Future scientists explore corn earworms and potential for research careers

By Shana Hutchins
 

For the past three years, thousands of students from across Texas and the South have been gaining first-hand insight into scientific research, courtesy of a common agricultural pest, the corn earworm.

The nation’s latest experts on the insect — elementary and middle school students from public schools in Texas, Oklahoma, New Mexico and Arkansas — are participants in the Future Scientists Student Outreach Initiative, a collaborative project sponsored by the United States Department of Agriculture/Agricultural Research Service/Southern Plains Area (USDA/ARS/SPA) and the Texas A&M University Center for Mathematics and Science Education (CMSE).

Using hands-on, inquiry-based activities such as the corn earworm life cycle, the popular project helps introduce actual USDA research into local schools and communities as it helps to inspire the next generation of research scientists.

“The challenge is to make learning relevant, and this initiative achieves that because it is based on cutting edge USDA/ARS research,” explains the CMSE’s Dr. Craig Wilson, co-principal investigator and project director. “Our goal is to encourage students to stay interested in science and also get excited about science.”

Corn earworms, also known as tomato fruit worms or cotton bollworms, generally live, eat and breed inside corn husks during a relatively short life cycle lasting about one month. For precisely this reason, Wilson says, they make the perfect specimen for introduction into middle school science classrooms, where students and teachers can easily follow their complete progression from eggs to larvae to pupae to moths.

According to Dr. Timothy P. Scott, CMSE director, the initiative specifically targets students in grades 5-8 because research indicates that middle school is the critical point when they typically lose interest in science.

“Today the United States is the breadbasket of the world, but if we don’t retain or rekindle interest in agricultural science in some way, we may not be able to hold on to that heritage,” he adds. “As a nation, we’re facing a critical shortage of agricultural scientists.”

Although the project to study corn earworms actually began about 13 years ago in Weslaco, former USDA/ARS/SPA Area Director Dr. Charles A. Onstad explains it wasn’t adapted for introduction into the classroom until about six years ago at the suggestion of Dr. Juan D. Lopez Jr., a research entomologist with the ARS in College Station.

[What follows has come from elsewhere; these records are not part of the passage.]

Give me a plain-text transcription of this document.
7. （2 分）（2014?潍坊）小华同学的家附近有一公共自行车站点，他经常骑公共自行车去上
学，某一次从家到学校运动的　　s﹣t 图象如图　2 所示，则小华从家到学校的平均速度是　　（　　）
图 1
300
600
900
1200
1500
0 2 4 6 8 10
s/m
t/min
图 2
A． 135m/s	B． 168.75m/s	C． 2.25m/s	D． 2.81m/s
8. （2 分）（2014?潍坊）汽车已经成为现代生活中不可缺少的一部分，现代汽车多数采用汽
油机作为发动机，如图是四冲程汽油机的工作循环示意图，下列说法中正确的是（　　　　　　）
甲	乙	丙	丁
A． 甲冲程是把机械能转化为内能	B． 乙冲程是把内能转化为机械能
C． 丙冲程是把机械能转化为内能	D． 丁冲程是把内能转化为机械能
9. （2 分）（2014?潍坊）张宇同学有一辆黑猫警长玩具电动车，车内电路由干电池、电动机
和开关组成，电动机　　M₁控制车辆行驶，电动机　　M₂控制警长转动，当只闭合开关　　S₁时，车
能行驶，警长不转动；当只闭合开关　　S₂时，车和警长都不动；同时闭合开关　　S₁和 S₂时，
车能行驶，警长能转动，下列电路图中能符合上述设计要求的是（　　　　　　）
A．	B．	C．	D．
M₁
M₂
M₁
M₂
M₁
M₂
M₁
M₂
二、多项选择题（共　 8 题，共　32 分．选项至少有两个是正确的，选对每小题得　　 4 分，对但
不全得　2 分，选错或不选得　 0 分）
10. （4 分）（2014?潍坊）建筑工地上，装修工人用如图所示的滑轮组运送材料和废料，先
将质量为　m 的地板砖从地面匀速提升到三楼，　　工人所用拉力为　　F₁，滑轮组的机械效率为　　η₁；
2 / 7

"There are about 2,400 scientists now in the Agricultural Research Service,” Onstad notes. “Many are senior scientists. We need to instill in students the interest and ability in science — any kind of science — so that they go on to college and continue the work we’ve started.”

For more than a decade, the ARS has earmarked funds on a yearly basis to help finance the project, which Scott says enables students and their teachers to experience science in tangible ways as they develop skills applicable to far more than agricultural research.

"Often it’s hard for students to understand scientific processes, from the steps that are involved to why they occur,” says Andrea Giraldo, a fifth-grade science teacher at Johnson Elementary School in Bryan. “With the corn earworm’s short life cycle, you can start at whatever stage you want — pupa, moth, etcetera — and see changes, giving the students a much better understanding of science. I’m planning to repeat this activity every year.”